In the narrative of retail investors, the $2.2 billion distribution is often interpreted as "heaven-sent rain," a massive influx of liquidity soon to be injected into the crypto market. However, the reactions of professional traders on social media, such as Twitter, have been notably cold and even cautious. The current market sentiment is extremely tense, with the Fear & Greed index plummeting to an "extreme fear" low of 11, compounded by complex geopolitical pressures. This $2.2 billion may not only fail to become the fuel for market salvation but may actually intensify short-term volatility.

Historical data provides the coldest evidence. Reviewing the first three rounds of creditor distributions from FTX, on-chain analysis shows that only about 30% to 40% of the funds will flow back into cryptocurrency trading platforms within 30 days and convert into spot purchasing power. This low return rate is determined by two main reasons:

Firstly, for those retail investors who have held on until the end without selling their claims, after three and a half years of torment, the pressures of living expenses and distrust of centralized exchanges have peaked. After receiving fiat currency through Payoneer or compliant channels, their primary demand is to improve real-life liquidity, rather than re-betting on high-risk assets in an "extreme fear" market sentiment. The assessment from the Chinese crypto community is particularly pragmatic: "What everyone urgently needs is real-world liquidity, which does not count as favorable news."

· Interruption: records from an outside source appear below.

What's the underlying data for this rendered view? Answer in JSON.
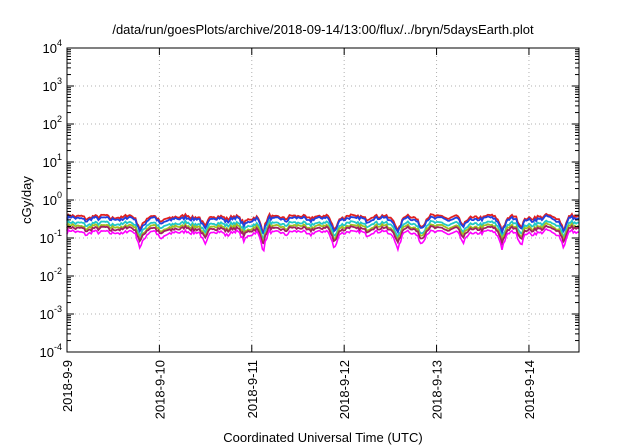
{
  "chart_data": {
    "type": "line",
    "title": "/data/run/goesPlots/archive/2018-09-14/13:00/flux/../bryn/5daysEarth.plot",
    "xlabel": "Coordinated Universal Time (UTC)",
    "ylabel": "cGy/day",
    "yscale": "log",
    "ylim": [
      0.0001,
      10000
    ],
    "xlim": [
      "2018-09-09",
      "2018-09-14 13:00"
    ],
    "grid": true,
    "y_ticks": [
      {
        "base": "10",
        "exp": "-4",
        "value": 0.0001
      },
      {
        "base": "10",
        "exp": "-3",
        "value": 0.001
      },
      {
        "base": "10",
        "exp": "-2",
        "value": 0.01
      },
      {
        "base": "10",
        "exp": "-1",
        "value": 0.1
      },
      {
        "base": "10",
        "exp": "0",
        "value": 1
      },
      {
        "base": "10",
        "exp": "1",
        "value": 10
      },
      {
        "base": "10",
        "exp": "2",
        "value": 100
      },
      {
        "base": "10",
        "exp": "3",
        "value": 1000
      },
      {
        "base": "10",
        "exp": "4",
        "value": 10000
      }
    ],
    "x_ticks": [
      "2018-9-9",
      "2018-9-10",
      "2018-9-11",
      "2018-9-12",
      "2018-9-13",
      "2018-9-14"
    ],
    "series": [
      {
        "color": "#e02020",
        "level": 0.36
      },
      {
        "color": "#2040e0",
        "level": 0.32
      },
      {
        "color": "#20c8c8",
        "level": 0.24
      },
      {
        "color": "#a0c020",
        "level": 0.2
      },
      {
        "color": "#a02060",
        "level": 0.175
      },
      {
        "color": "#ff00ff",
        "level": 0.14
      }
    ],
    "dips": [
      {
        "date": "2018-09-09 19:00",
        "depth": 0.55
      },
      {
        "date": "2018-09-10 00:30",
        "depth": 0.35
      },
      {
        "date": "2018-09-10 12:00",
        "depth": 0.45
      },
      {
        "date": "2018-09-10 22:00",
        "depth": 0.4
      },
      {
        "date": "2018-09-11 03:00",
        "depth": 0.6
      },
      {
        "date": "2018-09-11 21:30",
        "depth": 0.55
      },
      {
        "date": "2018-09-12 14:00",
        "depth": 0.6
      },
      {
        "date": "2018-09-12 20:00",
        "depth": 0.45
      },
      {
        "date": "2018-09-13 07:00",
        "depth": 0.5
      },
      {
        "date": "2018-09-13 17:00",
        "depth": 0.55
      },
      {
        "date": "2018-09-13 22:00",
        "depth": 0.5
      },
      {
        "date": "2018-09-14 09:00",
        "depth": 0.5
      }
    ]
  }
}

Screenshot from the Chinese region of X platform KOL—Yuan Director

Secondly, as mentioned earlier, a considerable proportion of secondary market claim acquisition institutions do not aim to go long on cryptocurrencies. For this portion of funds, the distribution day of $2.2 billion is their "liquidation withdrawal day."

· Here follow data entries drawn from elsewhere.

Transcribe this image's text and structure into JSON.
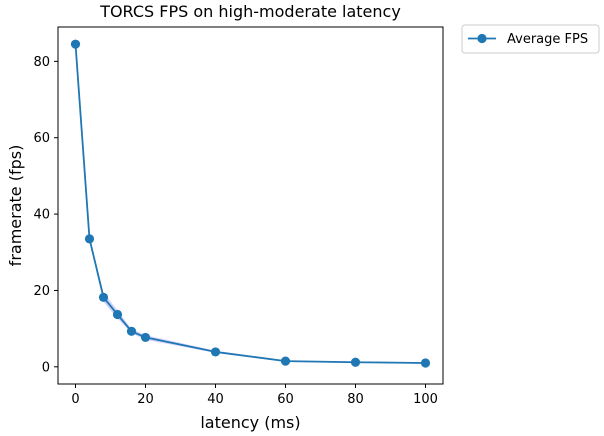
{
  "chart_data": {
    "type": "line",
    "title": "TORCS FPS on high-moderate latency",
    "xlabel": "latency (ms)",
    "ylabel": "framerate (fps)",
    "xlim": [
      -5,
      105
    ],
    "ylim": [
      -4.5,
      89
    ],
    "xticks": [
      0,
      20,
      40,
      60,
      80,
      100
    ],
    "yticks": [
      0,
      20,
      40,
      60,
      80
    ],
    "grid": false,
    "legend_position": "outside-top-right",
    "series": [
      {
        "name": "Average FPS",
        "color": "#1f77b4",
        "band_color": "#a6a6f2",
        "marker": "circle",
        "x": [
          0,
          4,
          8,
          12,
          16,
          20,
          40,
          60,
          80,
          100
        ],
        "y": [
          84.5,
          33.5,
          18.2,
          13.7,
          9.3,
          7.7,
          3.9,
          1.5,
          1.2,
          1.0
        ],
        "y_lower": [
          83.0,
          32.8,
          17.0,
          12.7,
          8.8,
          7.1,
          3.7,
          1.3,
          1.0,
          0.8
        ],
        "y_upper": [
          87.0,
          34.2,
          19.4,
          14.8,
          9.9,
          8.3,
          4.2,
          1.7,
          1.4,
          1.2
        ]
      }
    ]
  }
}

Therefore, the narrative of "new capital of $200 million (assuming only 10% flows back and buys)" encountering "maximum fear" is likely to devolve into a short-term pullback catalyst. The market is not only unable to gain the expected incremental funding support but must also bear the liquidity vacuum caused by some profit-takers completely exiting.

FTX's fourth-round distribution leaves a thought-provoking question for crypto finance practitioners: in a highly transparent yet barrier-free decentralized network, how can native wealth accumulation withstand the systemic arbitrage of external large capital at the bottom of the cycle?

When retail investors are forced to hand over their hard-fought capital during a long bear market, ultimately nourishing the balance sheets of Wall Street, the so-called "financial democratization" of cryptocurrencies may still need to undergo a longer evolution and reconstruction.